2. Calibrate using a stage micrometer: A stage micrometer is a slide with a known scale (usually in millimeters or micrometers).
3. Align the scales: Place the stage micrometer on the stage of the microscope. Adjust the focus and align the eyepiece graticule with the scale on the stage micrometer.
4. Determine the conversion factor: Count the number of divisions on the eyepiece graticule that correspond to a known distance on the stage micrometer. This gives you the conversion factor, which is the size of one division on the eyepiece graticule in micrometers.

Calculating Cell Size

1. Measure the image size: Using the calibrated eyepiece graticule, measure the length or width of the cell you are observing.

2. Apply the formula: Use the following formula to calculate the actual size of the cell:

   Actual Size = Image Size / Magnification

   • Image Size: The size of the cell measured using the eyepiece graticule.
   • Magnification: The total magnification of the microscope (objective lens magnification x eyepiece magnification).

3. Express the size in micrometers: The calculated actual size of the cell will be in micrometers (µm).

Example

Let's say you measure the length of a cell to be 10 divisions on the eyepiece graticule, and your microscope has a total magnification of 400x (40x objective lens x 10x eyepiece). The conversion factor for your eyepiece graticule is 10 µm per division.

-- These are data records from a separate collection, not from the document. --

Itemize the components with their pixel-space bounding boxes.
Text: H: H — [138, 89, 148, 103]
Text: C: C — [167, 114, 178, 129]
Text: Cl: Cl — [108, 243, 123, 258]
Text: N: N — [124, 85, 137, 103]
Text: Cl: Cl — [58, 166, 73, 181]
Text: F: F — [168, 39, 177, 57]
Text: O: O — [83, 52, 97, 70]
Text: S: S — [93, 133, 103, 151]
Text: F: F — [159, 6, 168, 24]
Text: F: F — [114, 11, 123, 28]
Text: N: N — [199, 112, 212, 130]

To calculate the actual size of the cell:

1. Image Size: 10 divisions
2. Magnification: 400x
3. Actual Size = 10 divisions x 10 µm/division / 400x = 0.25 µm

Therefore, the actual length of the cell is 0.25 µm.

Conclusion

By following these steps, you can confidently use a light microscope to observe cells, measure their size, and gain a deeper understanding of their structure and function. Remember to practice your technique and always be careful when handling the microscope and its parts.